WHEREFORE, the Court of Appeals' decision dated 31 August 2012 finding appellant Michael Joson y Rogando guilty beyond reasonable doubt of rape and sentencing him to reclusion perpetua is AFFIRMED with MODIFICATION. The civil indemnity awarded is increased to ₱100,000.00; moral damages to ₱100,000.00; and the exemplary damages to ₱100,000.00. The award of damages shall earn interest at the rate of 6% per annum from the date of finality of the judgment until fully paid.

SO ORDERED.

JOSE PORTUGAL PEREZ
Associate Justice

WE CONCUR:

MARIA LOURDES P.A. SERENO
>Chief Justice
Chairperson

TERESITA J. LEONARDO-DE CASTRO
Associate Justice
LUCAS P. BERSAMIN
Associate Justice

ESTELA M. PERLAS-BERNABE
Associate Justice

C E R T I F I C A T I O N

Pursuant to Section 13, Article VIII of the Constitution, I certify that the conclusions in the above Decision had been reached in consultation before the case was assigned to the writer of the opinion of the Court's Division.

MARIA LOURDES P.A. SERENO
Chief Justice


Footnotes

1 Penned by Associate Justice Isaias P. Dicdican with Associate Justices Michael P. Elbinias and Nina G. Antonio-Valenzuela, concurring. Rollo, pp. 2-13.

2 Presided by Executive Judge Perla V. Cabrera-Faller. CA rollo, pp. 9-11.
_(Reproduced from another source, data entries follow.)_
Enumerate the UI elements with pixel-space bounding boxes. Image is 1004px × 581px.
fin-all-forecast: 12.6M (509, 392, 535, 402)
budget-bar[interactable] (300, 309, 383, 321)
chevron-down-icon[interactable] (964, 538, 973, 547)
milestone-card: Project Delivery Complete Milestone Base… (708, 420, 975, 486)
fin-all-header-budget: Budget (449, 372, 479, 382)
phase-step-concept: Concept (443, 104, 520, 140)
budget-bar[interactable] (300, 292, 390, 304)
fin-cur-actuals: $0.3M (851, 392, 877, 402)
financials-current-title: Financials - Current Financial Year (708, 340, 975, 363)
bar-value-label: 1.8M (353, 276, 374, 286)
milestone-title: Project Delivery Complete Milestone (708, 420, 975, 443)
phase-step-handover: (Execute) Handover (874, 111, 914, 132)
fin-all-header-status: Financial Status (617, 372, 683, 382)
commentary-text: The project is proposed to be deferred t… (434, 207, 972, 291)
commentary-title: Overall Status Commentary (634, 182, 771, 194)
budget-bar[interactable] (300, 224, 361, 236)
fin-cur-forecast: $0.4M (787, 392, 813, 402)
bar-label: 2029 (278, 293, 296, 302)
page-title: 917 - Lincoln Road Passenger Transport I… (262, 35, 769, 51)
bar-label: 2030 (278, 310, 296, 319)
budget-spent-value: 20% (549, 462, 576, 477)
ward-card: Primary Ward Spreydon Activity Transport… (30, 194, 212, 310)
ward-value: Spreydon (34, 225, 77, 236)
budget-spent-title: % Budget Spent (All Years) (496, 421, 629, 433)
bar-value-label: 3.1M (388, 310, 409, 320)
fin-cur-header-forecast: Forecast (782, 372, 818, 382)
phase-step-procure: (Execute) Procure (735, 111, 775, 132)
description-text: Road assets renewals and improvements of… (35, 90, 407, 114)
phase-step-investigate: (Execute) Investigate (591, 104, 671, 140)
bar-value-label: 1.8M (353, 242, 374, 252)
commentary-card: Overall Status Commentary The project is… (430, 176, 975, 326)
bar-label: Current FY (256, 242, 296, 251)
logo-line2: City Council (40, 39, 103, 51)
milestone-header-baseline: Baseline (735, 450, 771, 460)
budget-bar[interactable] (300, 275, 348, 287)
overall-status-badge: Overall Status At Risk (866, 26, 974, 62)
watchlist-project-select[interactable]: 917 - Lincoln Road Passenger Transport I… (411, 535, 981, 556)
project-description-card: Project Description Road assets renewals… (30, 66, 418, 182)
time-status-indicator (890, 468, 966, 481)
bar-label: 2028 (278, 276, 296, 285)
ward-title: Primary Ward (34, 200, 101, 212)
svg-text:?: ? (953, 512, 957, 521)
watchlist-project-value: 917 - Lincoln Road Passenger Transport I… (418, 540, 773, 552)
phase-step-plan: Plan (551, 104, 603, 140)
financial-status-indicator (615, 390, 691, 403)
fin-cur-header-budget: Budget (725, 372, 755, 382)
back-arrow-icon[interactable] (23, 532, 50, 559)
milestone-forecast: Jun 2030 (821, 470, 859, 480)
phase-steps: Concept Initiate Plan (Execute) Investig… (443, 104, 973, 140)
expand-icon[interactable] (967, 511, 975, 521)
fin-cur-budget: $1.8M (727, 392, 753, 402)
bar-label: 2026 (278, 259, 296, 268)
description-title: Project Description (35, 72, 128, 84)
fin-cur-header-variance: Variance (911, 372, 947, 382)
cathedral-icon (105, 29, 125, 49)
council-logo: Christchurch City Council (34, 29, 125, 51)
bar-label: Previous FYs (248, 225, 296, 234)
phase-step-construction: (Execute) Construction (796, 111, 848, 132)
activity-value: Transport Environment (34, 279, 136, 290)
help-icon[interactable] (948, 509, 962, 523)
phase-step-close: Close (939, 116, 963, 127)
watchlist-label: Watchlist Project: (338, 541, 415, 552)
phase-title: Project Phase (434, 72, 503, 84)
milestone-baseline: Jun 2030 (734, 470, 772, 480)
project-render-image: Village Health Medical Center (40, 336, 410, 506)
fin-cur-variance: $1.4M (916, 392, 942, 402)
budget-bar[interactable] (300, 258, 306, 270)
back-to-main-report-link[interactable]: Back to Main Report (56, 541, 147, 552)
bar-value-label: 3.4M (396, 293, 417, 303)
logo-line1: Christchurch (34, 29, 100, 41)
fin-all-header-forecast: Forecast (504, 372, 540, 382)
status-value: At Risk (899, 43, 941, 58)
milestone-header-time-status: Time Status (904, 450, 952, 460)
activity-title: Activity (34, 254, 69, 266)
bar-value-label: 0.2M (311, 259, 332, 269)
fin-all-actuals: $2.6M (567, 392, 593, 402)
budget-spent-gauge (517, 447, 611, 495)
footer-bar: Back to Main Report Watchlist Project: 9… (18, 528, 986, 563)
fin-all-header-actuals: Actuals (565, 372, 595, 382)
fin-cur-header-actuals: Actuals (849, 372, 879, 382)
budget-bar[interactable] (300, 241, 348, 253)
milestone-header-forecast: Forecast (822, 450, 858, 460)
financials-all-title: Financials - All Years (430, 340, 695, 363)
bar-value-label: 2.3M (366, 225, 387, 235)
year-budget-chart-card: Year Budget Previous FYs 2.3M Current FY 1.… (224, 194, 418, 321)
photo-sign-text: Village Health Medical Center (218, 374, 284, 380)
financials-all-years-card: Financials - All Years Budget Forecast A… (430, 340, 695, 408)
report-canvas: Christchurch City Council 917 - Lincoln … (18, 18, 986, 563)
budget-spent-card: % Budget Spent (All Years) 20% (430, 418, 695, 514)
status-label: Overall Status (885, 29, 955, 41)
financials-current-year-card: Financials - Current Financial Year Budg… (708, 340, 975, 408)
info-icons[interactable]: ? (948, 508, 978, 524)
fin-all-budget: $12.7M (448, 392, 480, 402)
3 The victim’s real name is withheld pursuant to Sec. 29 of Republic Act No. 7610; Sec. 44 of Republic Act No. 9262 and Sec. 40 of A.M. No. 04-10-11-SC. See People v. Cabalquinto, 533 Phil. 703 (2006).

4 Records, p. 1.

5 Id. at 25.

6 TSN, 2 June 2010, pp. 2-6.

7 Records, p. 9.

8 TSN, 10 November 2010, pp. 2-4.

9 CA rollo, p. 11

10 Id. at 13.

11 Rollo, p. 14.

12 Id. at 19.

13 Id. at 21-25.

14 Art. 266-A. Rape; When and How Committed. – Rape is committed:

1) By a man who have carnal knowledge of a woman under any of the following circumstances:

a) Through force, threat or intimidation;

b) When the offended party is deprived of reason or otherwise unconscious;

c) By means of fraudulent machination or grave abuse of authority; and

d) When the offended party is under twelve (12) years of age or is demented, even though none of the circumstances mentioned above be present.

2) By any person who, under any of the circumstances mentioned in paragraph 1 hereof, shall commit an act of sexual assault by inserting his penis into another person’s mouth or anal orifice, or any instrument or object, into the genital or anal orifice of another person.

15 TSN, 2 June 2010, pp. 2-5.

16 Rollo, pp. 7-8.

17 428 Phil. 449 (2002).

18 Id. at 462-463.

19 People v. Fernandez, 561 Phil. 287, 291 (2007) citing People v. Oliquino, 546 Phil. 410, 419 (2007); People v. Diunsay-Jalandoni, 544 Phil. 163, 175 (2007); Navarrete v. People, 452 Phil. 496, 506 (2007); Nombrefia v. People, 542 Phil. 355, 363 (2007); People v. Arnaiz, 538 Phil. 479, 492 (2006).

20 People v. Piosang, G.R. No. 200329, 5 June 2013 citing People v. Agcanas, G.R. No. 174476, 11 October 2011, 658 SCRA 842, 847 citing further People v. Caisip, 352 Phil. 1058, 1065 (1998).

21 G.R No. 172707, 1 October 2013.

22 People v. Buclao, G.R. No. 208173, 11June2014; People v. Santiago, G.R. No. 196970, 2 April 2014.